Since 2013, the Centers for Disease Control and Prevention (CDC) in the United States has considered antibiotic-resistant Shigella as an urgent threat, with forms of the bacteria becoming increasingly resistant to first-line antibiotics such as ampicillin and trimethoprim-sulfamethoxazole. Cases of shigellosis infections resistant to the commonly used antibiotics, ciprofloxacin or azithromycin, though a bigger problem in developing countries, are appearing more frequently in the United States. While estimates vary on the number of shigellosis-related deaths occurring worldwide each year, a recent CDC advisory on travel-related health threats projects that 80 million to 165 million Shigella infections each year lead to 600,000 annual deaths.

In the new study from the UK research team, published in the journal Current Biology, researchers conducted an experiment using Bdellovibrio bacteriovorus, a naturally occurring predatory bacterium, to fight Shigella bacteria. Predatory Bdellovibrio in natural environments are known to kill gram-negative bacterial pathogens and past studies have looked into the potential use of these bacteria as an antimicrobial agent. In their investigation, the researchers studied zebrafish larvae infected with a lethal dose of an antibiotic-resistant strain of Shigella flexneri, injecting them with Bdellovibrio as an antibacterial. In uninfected larvae, the predatory bacteria can live but is not pathogenic. In the infected larvae, the team found that Bdellovibrio work to reduce the number of Shigella, increasing the larvae’s chances for survival.

"This study really shows what a unique and interesting bacterium Bdellovibrio is as it presents this amazing natural synergy with the immune system and persists just long enough to kill prey bacteria before being naturally cleared,” said co-lead author and Imperial College London researcher Serge Mostowy, PhD, co-lead author from Imperial College London, in a recent press release. “It’s an important milestone in research into the use of a living antibiotic that could be used in animals and humans."

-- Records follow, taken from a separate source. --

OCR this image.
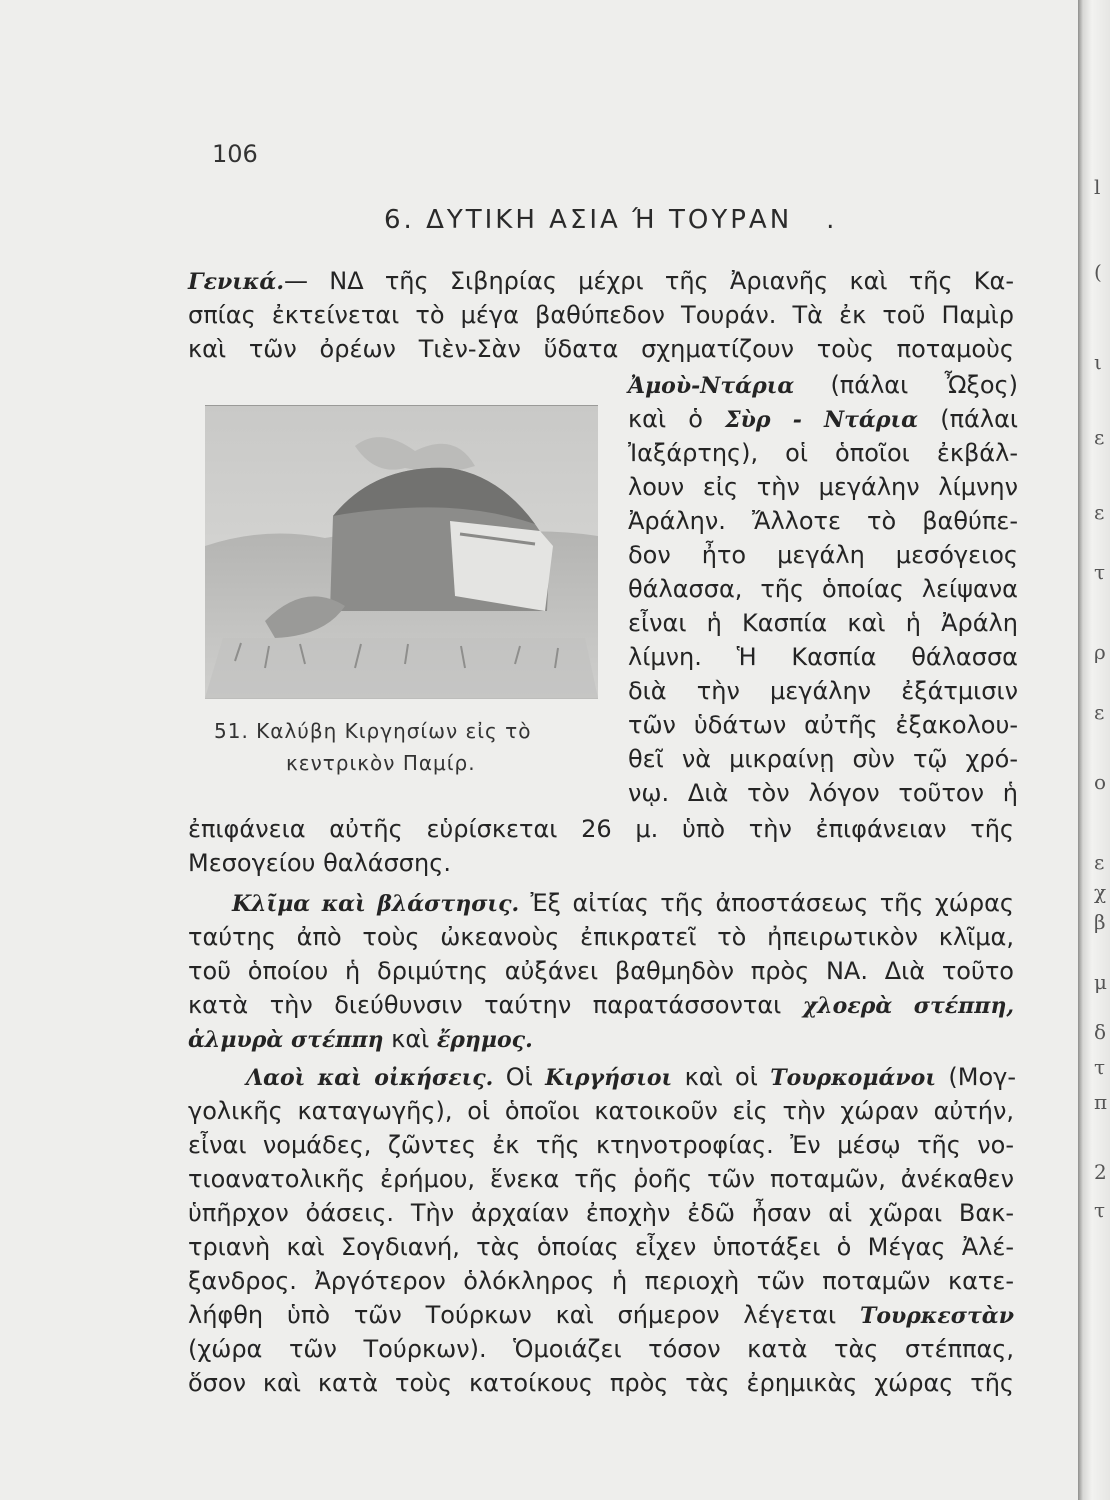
106
6. ΔΥΤΙΚΗ ΑΣΙΑ Ή ΤΟΥΡΑΝ .
Γενικά.— ΝΔ τῆς Σιβηρίας μέχρι τῆς Ἀριανῆς καὶ τῆς Κα-
σπίας ἐκτείνεται τὸ μέγα βαθύπεδον Τουράν. Τὰ ἐκ τοῦ Παμὶρ
καὶ τῶν ὀρέων Τιὲν-Σὰν ὕδατα σχηματίζουν τοὺς ποταμοὺς
Ἀμοὺ-Ντάρια (πάλαι Ὦξος)
καὶ ὁ Σὺρ - Ντάρια (πάλαι
Ἰαξάρτης), οἱ ὁποῖοι ἐκβάλ-
λουν εἰς τὴν μεγάλην λίμνην
Ἀράλην. Ἄλλοτε τὸ βαθύπε-
δον ἦτο μεγάλη μεσόγειος
θάλασσα, τῆς ὁποίας λείψανα
εἶναι ἡ Κασπία καὶ ἡ Ἀράλη
λίμνη. Ἡ Κασπία θάλασσα
διὰ τὴν μεγάλην ἐξάτμισιν
τῶν ὑδάτων αὐτῆς ἐξακολου-
θεῖ νὰ μικραίνῃ σὺν τῷ χρό-
νῳ. Διὰ τὸν λόγον τοῦτον ἡ
ἐπιφάνεια αὐτῆς εὑρίσκεται 26 μ. ὑπὸ τὴν ἐπιφάνειαν τῆς
Μεσογείου θαλάσσης.
Κλῖμα καὶ βλάστησις. Ἐξ αἰτίας τῆς ἀποστάσεως τῆς χώρας
ταύτης ἀπὸ τοὺς ὠκεανοὺς ἐπικρατεῖ τὸ ἠπειρωτικὸν κλῖμα,
τοῦ ὁποίου ἡ δριμύτης αὐξάνει βαθμηδὸν πρὸς ΝΑ. Διὰ τοῦτο
κατὰ τὴν διεύθυνσιν ταύτην παρατάσσονται χλοερὰ στέππη,
ἁλμυρὰ στέππη καὶ ἔρημος.
Λαοὶ καὶ οἰκήσεις. Οἱ Κιργήσιοι καὶ οἱ Τουρκομάνοι (Μογ-
γολικῆς καταγωγῆς), οἱ ὁποῖοι κατοικοῦν εἰς τὴν χώραν αὐτήν,
εἶναι νομάδες, ζῶντες ἐκ τῆς κτηνοτροφίας. Ἐν μέσῳ τῆς νο-
τιοανατολικῆς ἐρήμου, ἕνεκα τῆς ῥοῆς τῶν ποταμῶν, ἀνέκαθεν
ὑπῆρχον ὀάσεις. Τὴν ἀρχαίαν ἐποχὴν ἐδῶ ἦσαν αἱ χῶραι Βακ-
τριανὴ καὶ Σογδιανή, τὰς ὁποίας εἶχεν ὑποτάξει ὁ Μέγας Ἀλέ-
ξανδρος. Ἀργότερον ὁλόκληρος ἡ περιοχὴ τῶν ποταμῶν κατε-
λήφθη ὑπὸ τῶν Τούρκων καὶ σήμερον λέγεται Τουρκεστὰν
(χώρα τῶν Τούρκων). Ὁμοιάζει τόσον κατὰ τὰς στέππας,
ὅσον καὶ κατὰ τοὺς κατοίκους πρὸς τὰς ἐρημικὰς χώρας τῆς
51. Καλύβη Κιργησίων εἰς τὸ
κεντρικὸν Παμίρ.
l
(
ι
ε
ε
τ
ρ
ε
ο
ε
χ
β
μ
δ
τ
π
2
τ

In their study, the authors note that Bdellovibrio worked with the hosts’ own immunity to impart full therapeutic benefits. Bdellovibrio live in a host long enough to prey on pathogens and can be engulfed and ultimately eliminated by a host’s neutrophils and macrophages. “This has been a truly ground-breaking collaboration that shows therapeutic Bdellovibrio in action inside the translucent living zebrafish,” said co-lead author and University of Nottingham professor Liz Sockett, PhD. “The predatory action of the Bdellovibrio breaks the Shigella-pathogen cells and this stimulates the white blood cells; redoubling their ‘efforts’ against the pathogen and leading to increased survival of the zebrafish ‘patients.’"

The authors conclude that using Bdellovibrio bacteria as active antibacterial predators can be a beneficial approach to treating drug-resistant infections. With continued experiments they hope to better understand the “host immune response to this therapy, determine ways to modify predatory bacteria with immune-stimulatory properties, and examine the use of Bdellovibrio in more prolonged infections.”